Prajurit atau Preman
A
A
A
NODA hitam memercik wajah Indonesia jelang peringatan HUT ke-71 RI. Ironisnya, sang pelaku adalah oknum prajurit TNI, dalam hal ini dari TNI AU Lanud Suwondo, Medan, Sumatera Utara. Mereka merusak kebahagiaan dan kebersamaan dengan melakukan anarkisme dan kekerasan, yang selayaknya tidak pernah prajurit TNI lakukan.
Dalam insiden yang terjadi Senin (15/8), puluhan oknum TNI AU Lanud Suwondo memamerkan keberingasannya dengan menembaki dengan peluru karet, menggebuki, menendang, dan menginjak-injak warga Sari Rejo yang menolak lahannya dipatoki secara sepihak untuk pembangunan rusunawa. Akibatnya, delapan warga mengalami luka tembak dan lainnya.
Bukan hanya itu.
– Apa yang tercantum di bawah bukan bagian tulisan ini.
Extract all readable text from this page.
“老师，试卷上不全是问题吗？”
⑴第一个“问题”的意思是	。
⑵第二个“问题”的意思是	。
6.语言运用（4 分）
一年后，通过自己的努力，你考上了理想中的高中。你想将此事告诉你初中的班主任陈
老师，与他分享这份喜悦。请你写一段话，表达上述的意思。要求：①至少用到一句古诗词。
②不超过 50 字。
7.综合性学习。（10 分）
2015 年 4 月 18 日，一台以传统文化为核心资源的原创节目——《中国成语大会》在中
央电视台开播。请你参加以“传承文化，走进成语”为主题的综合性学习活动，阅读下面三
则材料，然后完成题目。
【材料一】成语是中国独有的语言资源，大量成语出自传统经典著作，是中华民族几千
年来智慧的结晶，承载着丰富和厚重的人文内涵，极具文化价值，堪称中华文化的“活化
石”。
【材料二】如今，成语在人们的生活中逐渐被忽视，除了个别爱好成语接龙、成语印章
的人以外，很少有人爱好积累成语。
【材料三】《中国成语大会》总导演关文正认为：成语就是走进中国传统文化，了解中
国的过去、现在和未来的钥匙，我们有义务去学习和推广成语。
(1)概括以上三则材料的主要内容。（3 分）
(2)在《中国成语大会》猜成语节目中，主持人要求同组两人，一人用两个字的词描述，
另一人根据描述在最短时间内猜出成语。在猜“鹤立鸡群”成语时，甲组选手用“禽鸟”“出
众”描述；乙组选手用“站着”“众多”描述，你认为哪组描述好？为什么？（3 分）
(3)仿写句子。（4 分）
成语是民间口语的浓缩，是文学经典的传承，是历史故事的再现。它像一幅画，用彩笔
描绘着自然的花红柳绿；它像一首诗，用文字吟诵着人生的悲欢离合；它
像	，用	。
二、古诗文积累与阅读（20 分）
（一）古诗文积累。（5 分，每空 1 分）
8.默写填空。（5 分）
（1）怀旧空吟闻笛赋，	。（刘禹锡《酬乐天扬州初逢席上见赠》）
Tiga wartawan yang tengah melakukan tugas jurnalistik Array Argus (Tribun Medan), Andri Syafrin (iNews TV ), Teguh Panjaitan (Metro TV ) juga menjadi korban. Dari ketiga wartawan tersebut, kondisi Array paling memprihatinkan. Dia dipukul beramai-ramai layaknya pencuri ayam, digebuk dengan balok kayu, dan ditendang hingga tersungkur.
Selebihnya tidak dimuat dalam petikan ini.